Composite biomaterials have been used for various medical applications as they contain specific physical, chemical and mechanical attributes while evading rejection by the body and encouraging proper function. One common material used for such function is collagen. As a triple helical, extracellular matrix (ECM) protein it constitutes approximately 25% of the total dry weight of mammals. The thermal properties of collagen can vary (320-370K) depending on the source, which impacts its physical properties, assembly, and stability. The social, physical, and financial expense of obtaining collagen, as its traditionally harvested from animals, has led to a need for synthetic collagen-like peptides. Synthetic collagen has a greater versatility due to their customizability, but a thorough investigation of their physical, and thermal properties as well as their binding capabilities must be completed prior to their production or use. This can be done by using computational modeling. In this study, we use molecular dynamics modeling to explore the structure and physics of synthetic collagen 1K6F in a solvent environment in response to thermal alterations.

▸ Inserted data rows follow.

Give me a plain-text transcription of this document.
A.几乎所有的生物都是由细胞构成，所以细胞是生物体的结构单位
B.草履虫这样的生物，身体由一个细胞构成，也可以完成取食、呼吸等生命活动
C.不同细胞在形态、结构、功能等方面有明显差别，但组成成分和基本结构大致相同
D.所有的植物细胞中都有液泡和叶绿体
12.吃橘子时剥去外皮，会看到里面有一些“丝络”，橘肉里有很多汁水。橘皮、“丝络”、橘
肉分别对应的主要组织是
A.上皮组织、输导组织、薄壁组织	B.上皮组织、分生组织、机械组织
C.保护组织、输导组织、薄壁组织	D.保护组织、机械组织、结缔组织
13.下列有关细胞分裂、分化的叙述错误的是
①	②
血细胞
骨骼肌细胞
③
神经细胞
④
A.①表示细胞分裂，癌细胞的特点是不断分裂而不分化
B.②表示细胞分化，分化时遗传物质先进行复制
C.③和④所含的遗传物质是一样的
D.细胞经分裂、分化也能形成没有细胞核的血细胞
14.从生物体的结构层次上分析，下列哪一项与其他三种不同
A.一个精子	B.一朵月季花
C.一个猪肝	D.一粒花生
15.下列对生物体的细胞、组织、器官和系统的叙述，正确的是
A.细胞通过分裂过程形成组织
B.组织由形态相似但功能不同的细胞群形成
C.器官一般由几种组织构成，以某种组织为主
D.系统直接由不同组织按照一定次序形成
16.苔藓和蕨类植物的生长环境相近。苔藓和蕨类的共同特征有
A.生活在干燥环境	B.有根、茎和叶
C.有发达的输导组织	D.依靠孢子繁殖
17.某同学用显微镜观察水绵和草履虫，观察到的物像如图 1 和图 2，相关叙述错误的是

Simulations of 2 and 4 peptides showed a notable influence of structural orientation of the strands. Visual analysis of the simulations showed a interactions between the stands at low temperatures with some structural disturbance at after 330K. The radius of gyration (Rg) showed the backbone of the molecule start to fold over time around 20 ns. Further an exploration of the Radius of Fluctuation showed varying wave patterns with amplitudes between 1.5 and 7.5 nm. However, a sinusoidal behavior was noticeable at 320 and 330K indicating a possible transition point. The observed sinusoidal waveform in the atomic fluctuation can be ascribed to the thermal influences within the system. We found that a higher number of hydrogen bonds appear at low temperature as there was increased interactions below 320K, but the peptides appear to go to the process of denaturation as temperature increase to 340K. Furthermore, the assembly behavior and protein biding sites were analyzed through composite simulation of silk and collagen. Our results highlight that the interaction strength of synthetic collagen with silk depends on the proportion of collagen within the system.